Title: Can Student Characteristics Be Used to Effectively Identify Students At-Risk in the Online STEM Environment?
This project addresses the EHR Core Research (ECR) program’s goal to build a research foundation in STEM learning environments by investigating which factors predict poorer outcomes online vs. face-to- face for STEM students, with a particular focus on traditionally underrepresented groups in STEM fields. Specifically, this research is motivated by the following questions:

When controlling for differences in student characteristics, what differences exist between online and face-to-face STEM course and subsequent outcomes; and which student characteristics are the strongest predictors of such differences? In particular, does the online environment impact traditionally underrepresented groups in STEM disciplines differently than other students?

Do statistical models based on student characteristics have predictive validity in identifying which students are most likely to successfully complete online STEM courses, and which online STEM students are most likely persist in college afterwards?

The end product of this research will be a logistic regression equation (or a straightforward recipe for institutions to follow to create their own institution-specific equation) which can be used to pinpoint students at highest risk of dropping out of online STEM courses (or college subsequently), so that effective support services can be targeted at the most at-risk students.
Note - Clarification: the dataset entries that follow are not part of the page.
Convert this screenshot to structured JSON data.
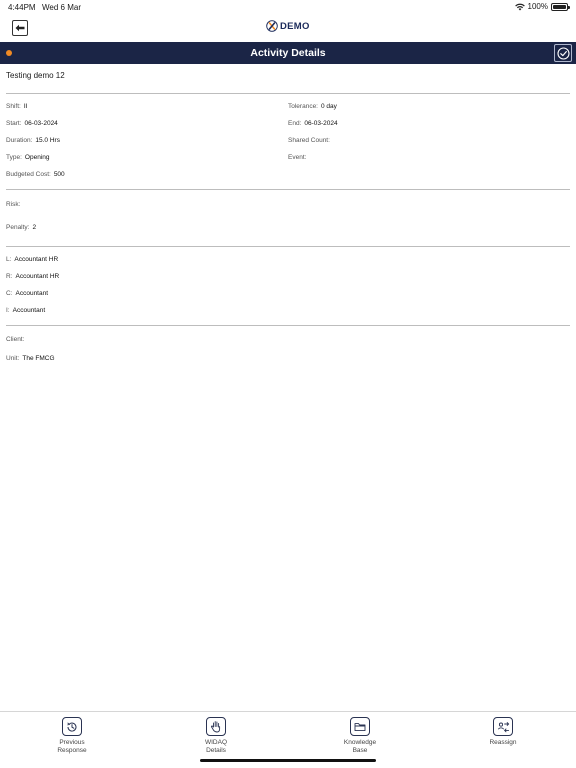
{
  "status_bar": {
    "time": "4:44PM",
    "date": "Wed 6 Mar",
    "battery": "100%"
  },
  "app": {
    "logo_mark": "X",
    "logo_text": "DEMO"
  },
  "header": {
    "title": "Activity Details",
    "accent_color": "#f08a24",
    "bar_color": "#1b2546"
  },
  "activity": {
    "title": "Testing demo 12"
  },
  "details": {
    "shift": {
      "label": "Shift:",
      "value": "II"
    },
    "tolerance": {
      "label": "Tolerance:",
      "value": "0 day"
    },
    "start": {
      "label": "Start:",
      "value": "06-03-2024"
    },
    "end": {
      "label": "End:",
      "value": "06-03-2024"
    },
    "duration": {
      "label": "Duration:",
      "value": "15.0 Hrs"
    },
    "shared_count": {
      "label": "Shared Count:",
      "value": ""
    },
    "type": {
      "label": "Type:",
      "value": "Opening"
    },
    "event": {
      "label": "Event:",
      "value": ""
    },
    "budgeted_cost": {
      "label": "Budgeted Cost:",
      "value": "500"
    }
  },
  "risk": {
    "risk": {
      "label": "Risk:",
      "value": ""
    },
    "penalty": {
      "label": "Penalty:",
      "value": "2"
    }
  },
  "responsibility": {
    "l": {
      "label": "L:",
      "value": "Accountant HR"
    },
    "r": {
      "label": "R:",
      "value": "Accountant HR"
    },
    "c": {
      "label": "C:",
      "value": "Accountant"
    },
    "i": {
      "label": "I:",
      "value": "Accountant"
    }
  },
  "client": {
    "client": {
      "label": "Client:",
      "value": ""
    },
    "unit": {
      "label": "Unit:",
      "value": "The FMCG"
    }
  },
  "bottom_tabs": [
    {
      "label_line1": "Previous",
      "label_line2": "Response",
      "icon": "clock-history-icon"
    },
    {
      "label_line1": "WIDAQ",
      "label_line2": "Details",
      "icon": "hand-icon"
    },
    {
      "label_line1": "Knowledge",
      "label_line2": "Base",
      "icon": "folder-icon"
    },
    {
      "label_line1": "Reassign",
      "label_line2": "",
      "icon": "reassign-icon"
    }
  ]
}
This research will not only advance STEM and higher education research, but it will also potentially transform educational practice and policy. These results will impact students considering online courses, faculty designing and teaching online courses, staff implementing online student support structures, administrators determining policies about student access to online courses, and policymakers determining how and when to include online courses in programs to increase student access to, and success in, STEM disciplines.

Grant: Internal Research Award
Award: $278,981
Time Frame: 2015-2018
Primary Investigators: Claire Wladis, Alyse C. Hachey and Katherine M. Conway

This project is concerned with assessing factors that impact the course and college completion rates of students at BMCC and CUNY in order to inform eLearning policy. The research will support the creation of a CUNY dataset specific to online courses at the university, with information about the percentage of instruction conducted online, as well as variables related to online programs at each campus.

This project will also support analysis on CUNY-wide data and some more general NCES data in order to identify factors that may be influencing online enrollment and course outcomes at BMCC specifically and further, to compare patterns at BMCC to national and CUNY-wide trends. The research will use logistic and ordinary linear regression models, along with propensity score matching and sensitivity analysis, to analyze the impact of student characteristics and eLearning program structures and policies on online course and subsequent college outcomes.